А однажды утром за греком явились стражи и привели его обратно только на закате. Вернулся он очень возбужденным и сказал Сервантесу следующее: «Друг мой, похоже, провидение открывает нам возможность вырваться с каторги! Только вообрази: меня отвели в соседнее здание, где представили человека, который был у окна, — он тоже пленник, причем важный, мы просто не знали, кто он. Еще бы! Поверишь ли, Мигель, в этом доме держат святого отца собственной персоной».
Действительно, пока готовилась битва, люди Улуча Али отправились в Афины, в строжайшей тайне похитили Пия V и доставили к вероотступнику на галеру.
Верховный инка дорого бы заплатил за то, чтобы заполучить папу, которого разжаловал, но Улуч Али подумал, что Вена заплатит больше, и решил, что союзникам не стоит сообщать о пленнике.
«Его святейшество, — продолжал грек, — спросил меня, верно ли, что я учился в Венеции у Тициана, а когда я ответил, что это сущая правда и что учитель всегда был мною доволен, он удостоил меня милости и чести написать его портрет. Слушай дальше, Мигель, самое чудесное впереди! Он обещал, что, если я справлюсь на славу, он сделает так, что меня выкупят, и заберет с собой в Вену, как только доставят золото. Но при этом не может быть и речи, чтобы я бросил тебя одного и без средств в этом аду, — это было бы совсем не по-христиански, поэтому я осыпал его святейшество мольбами и поклялся, что не смогу бросить товарища, ибо остаюсь перед тобой в долгу — ведь это я вовлек тебя в авантюру и отныне ты мне как брат, — так что он согласился на выкуп и для тебя, чтобы ты смог отправиться вместе с нами».
Мигель безмерно обрадовался этим словам; все следующие недели он каждый вечер ждал, когда грек вернется из дома мавра, и расспрашивал его, как продвигается портрет.
Работа завершилась к великому удовольствию святого отца: тот был вполне удовлетворен результатом, ибо благодушие облика на портрете скрывало его суровость и жестокосердие, — но пришлось еще ждать, ибо плата, запрошенная за папу, была под стать его сану и исчислялась неимоверной суммой.
И все-таки Вена заплатила — золото наконец прибыло.
Чтобы доставить святого отца в Венецию, зафрахтовали галеру — на ней благополучно уплыл и портрет, но грек и Мигель остались.
Обманул ли понтифик живописца?
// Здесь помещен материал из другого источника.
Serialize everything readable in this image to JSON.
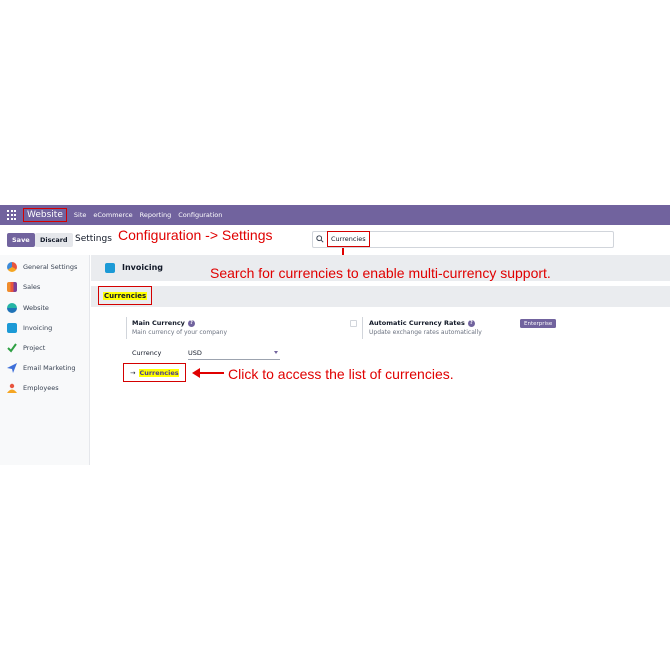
{
  "navbar": {
    "brand": "Website",
    "items": [
      "Site",
      "eCommerce",
      "Reporting",
      "Configuration"
    ]
  },
  "control": {
    "save_label": "Save",
    "discard_label": "Discard",
    "breadcrumb": "Settings",
    "search_value": "Currencies"
  },
  "sidebar": {
    "items": [
      {
        "label": "General Settings",
        "icon": "gear-icon"
      },
      {
        "label": "Sales",
        "icon": "sales-chart-icon"
      },
      {
        "label": "Website",
        "icon": "globe-icon"
      },
      {
        "label": "Invoicing",
        "icon": "invoice-icon"
      },
      {
        "label": "Project",
        "icon": "check-icon"
      },
      {
        "label": "Email Marketing",
        "icon": "paper-plane-icon"
      },
      {
        "label": "Employees",
        "icon": "people-icon"
      }
    ]
  },
  "main": {
    "section_title": "Invoicing",
    "subsection": "Currencies",
    "main_currency": {
      "title": "Main Currency",
      "desc": "Main currency of your company",
      "field_label": "Currency",
      "field_value": "USD",
      "link_arrow": "→",
      "link_label": "Currencies"
    },
    "auto_rates": {
      "title": "Automatic Currency Rates",
      "desc": "Update exchange rates automatically",
      "badge": "Enterprise"
    }
  },
  "annotations": {
    "config": "Configuration -> Settings",
    "search": "Search for currencies to enable multi-currency support.",
    "click": "Click to access the list of currencies."
  },
  "colors": {
    "brand": "#71639e",
    "annotation": "#e00000",
    "highlight": "#ffff00"
  }
}
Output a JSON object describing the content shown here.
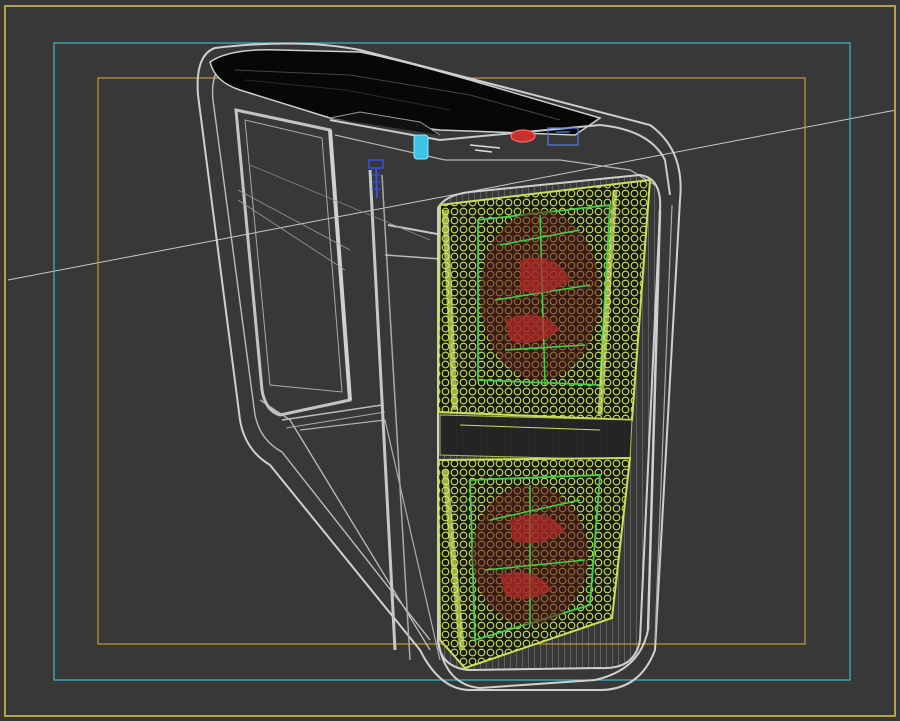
{
  "viewport": {
    "background": "#383838",
    "active_border_color": "#b8a23c",
    "safe_frame_outer_color": "#3fb9c4",
    "safe_frame_inner_color": "#c99a2e",
    "horizon_color": "#c8c8c8",
    "wire_color": "#d0d0d0",
    "fan_mesh_color": "#c8e05a",
    "fan_blade_color": "#c0302a",
    "fan_frame_color": "#42d04a"
  },
  "model": {
    "object": "pc-tower-case",
    "render_mode": "wireframe",
    "parts": [
      "front-bezel",
      "top-panel",
      "side-frame",
      "upper-front-fan",
      "lower-front-fan",
      "power-button",
      "usb-port",
      "screw"
    ]
  }
}
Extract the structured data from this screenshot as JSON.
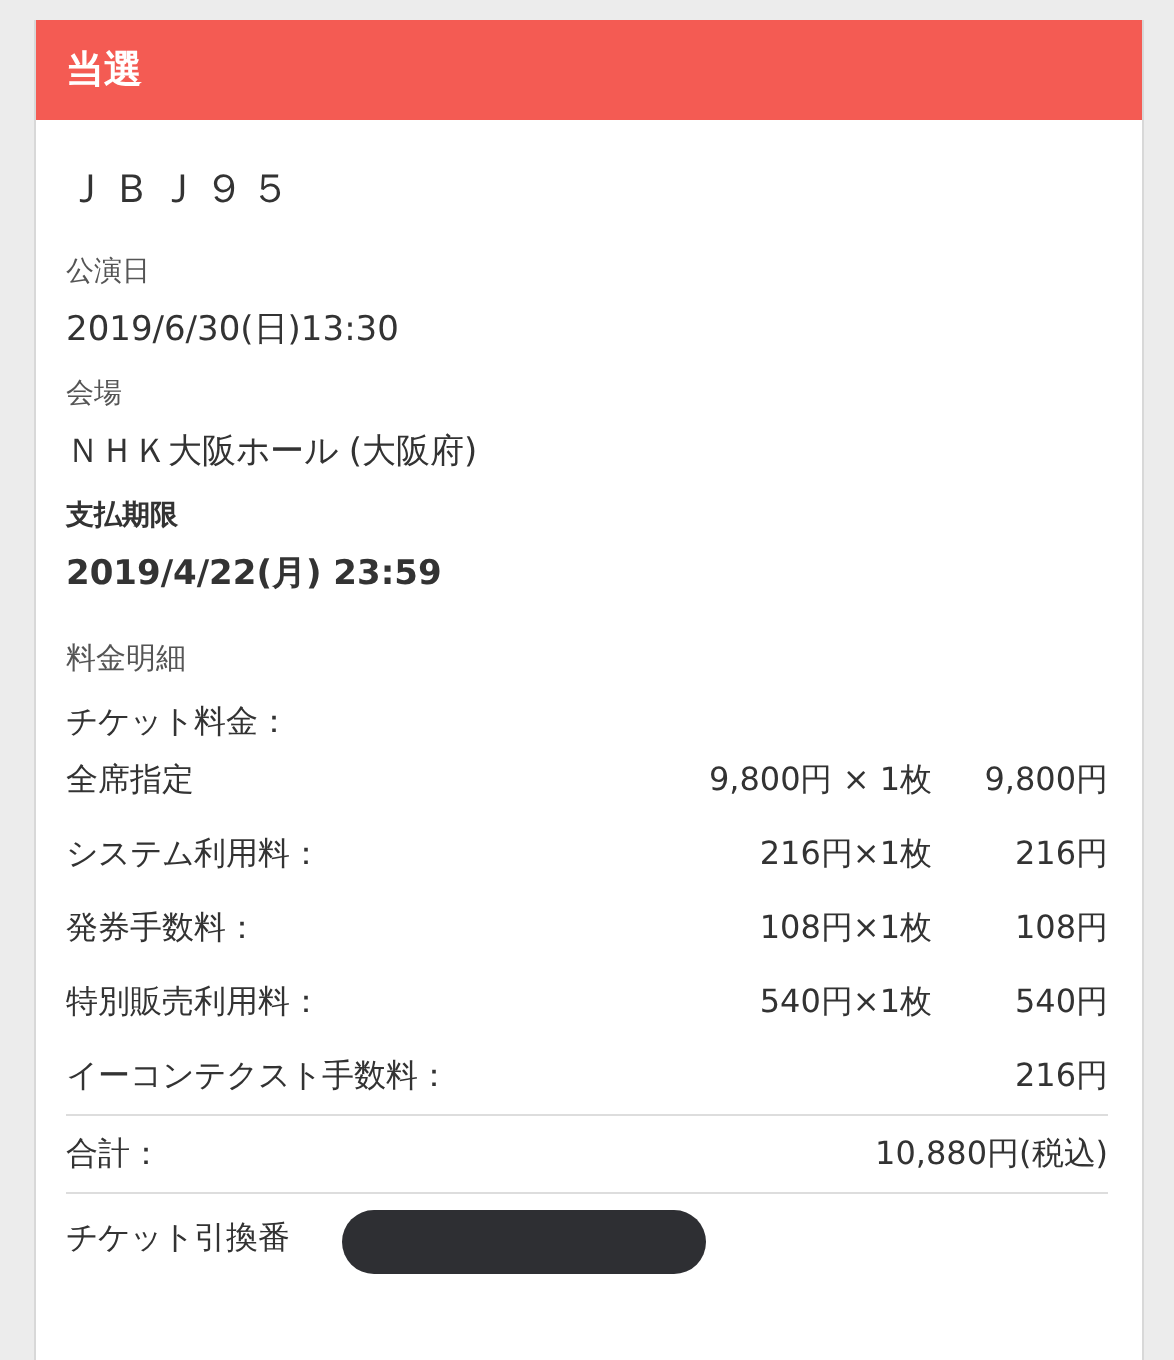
{
  "status": "当選",
  "code": "ＪＢＪ９５",
  "fields": [
    {
      "label": "公演日",
      "value": "2019/6/30(日)13:30",
      "emphasis": false
    },
    {
      "label": "会場",
      "value": "ＮＨＫ大阪ホール (大阪府)",
      "emphasis": false
    },
    {
      "label": "支払期限",
      "value": "2019/4/22(月) 23:59",
      "emphasis": true
    }
  ],
  "breakdown": {
    "title": "料金明細",
    "subtitle": "チケット料金：",
    "items": [
      {
        "label": "全席指定",
        "quantity": "9,800円 × 1枚",
        "amount": "9,800円"
      },
      {
        "label": "システム利用料：",
        "quantity": "216円×1枚",
        "amount": "216円"
      },
      {
        "label": "発券手数料：",
        "quantity": "108円×1枚",
        "amount": "108円"
      },
      {
        "label": "特別販売利用料：",
        "quantity": "540円×1枚",
        "amount": "540円"
      },
      {
        "label": "イーコンテクスト手数料：",
        "amount": "216円"
      }
    ]
  },
  "total": {
    "label": "合計：",
    "amount": "10,880円(税込)"
  },
  "ticket_number": {
    "label": "チケット引換番"
  }
}
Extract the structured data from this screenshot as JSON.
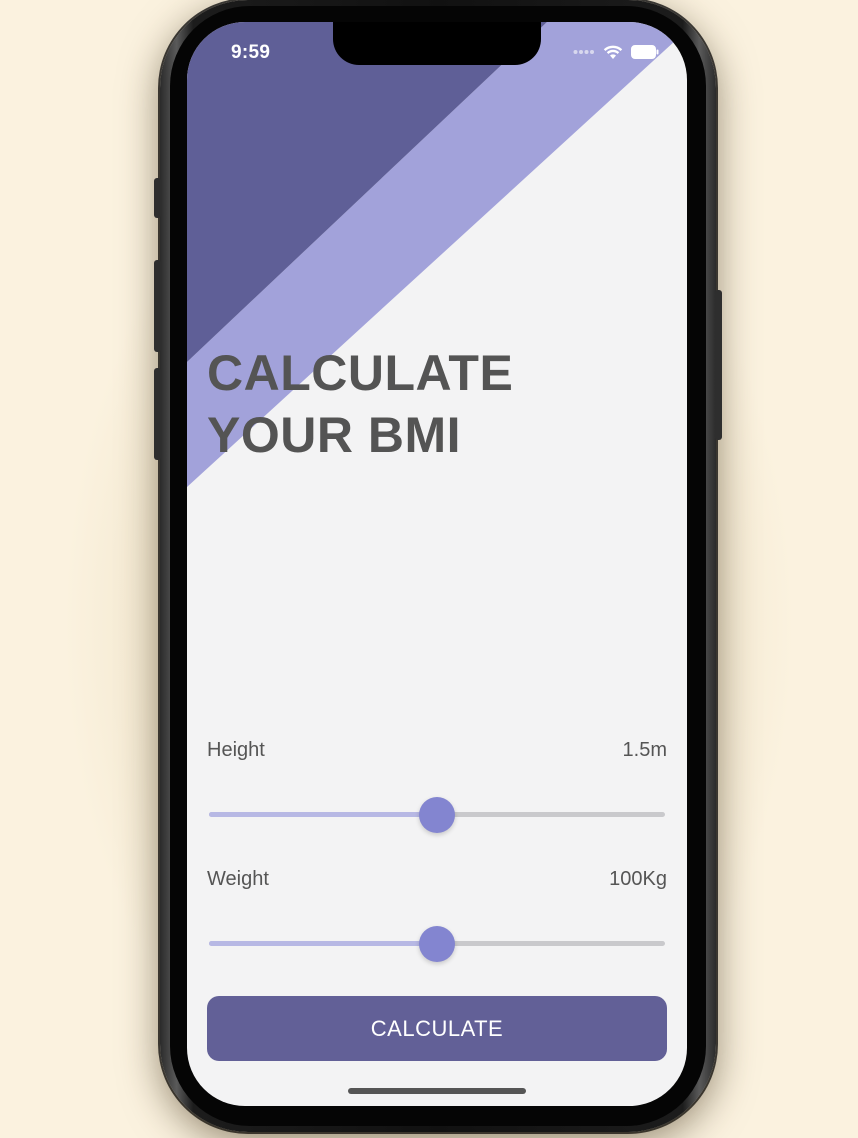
{
  "status_bar": {
    "time": "9:59",
    "signal_icon": "signal-dots-icon",
    "wifi_icon": "wifi-icon",
    "battery_icon": "battery-icon"
  },
  "theme": {
    "background": "#f3f3f4",
    "stripe_dark": "#5f5f97",
    "stripe_light": "#a2a2da",
    "accent": "#8385d0",
    "button": "#626097",
    "text": "#555555"
  },
  "headline": {
    "line1": "CALCULATE",
    "line2": "YOUR BMI"
  },
  "height": {
    "label": "Height",
    "value": "1.5m",
    "slider_fraction": 0.5
  },
  "weight": {
    "label": "Weight",
    "value": "100Kg",
    "slider_fraction": 0.5
  },
  "calculate_button": {
    "label": "CALCULATE"
  }
}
Забыл ли про них? Или Вена в итоге отказалась увеличить и без того баснословный выкуп, который пришлось собрать? А может, это Улуч Али изменил слову? Как ни гадай, его святейшество предоставил их самим себе, не попрощавшись с греком, но увез полотно, на котором поднятая рука стала знаком прощания.
Так, благодаря или в силу алчности берберов христианский мир вновь получил двух пап, одного — в Риме, другого — в Венеции. Но это ничего не меняло в судьбе многострадальных Мигеля и Доменикоса.
В довершение всех бед им объявили, что раз никто за них так и не заплатил и сделать это не собирается, их продали Испании.
Горестями своими они поделились с товарищами по плену, и те из них, кто родом был из Севильи или Кадиса, предупредили: Тауантинсуйу нуждается в рабочей силе на серебряных рудниках, самый большой из них, неиссякаемый, называется Потоси[268]
— условия там столь ужасны и с рабами так скверно обращаются, что они умирают от истощения за несколько лет, а то и месяцев. Говорят, что некоторые даже предпочитают свести счеты с жизнью. Как ни верти, Потоси — верная смерть.Если их отправят в Севилью, то есть еще шанс остаться на испанской земле, сделавшись рабами при иберо-инкской знати. Зато если курс будет взят на Кадис, то это считай конец — следующий этап станет последним.
Их посадили за весла на галере, отправлявшейся в Кадис.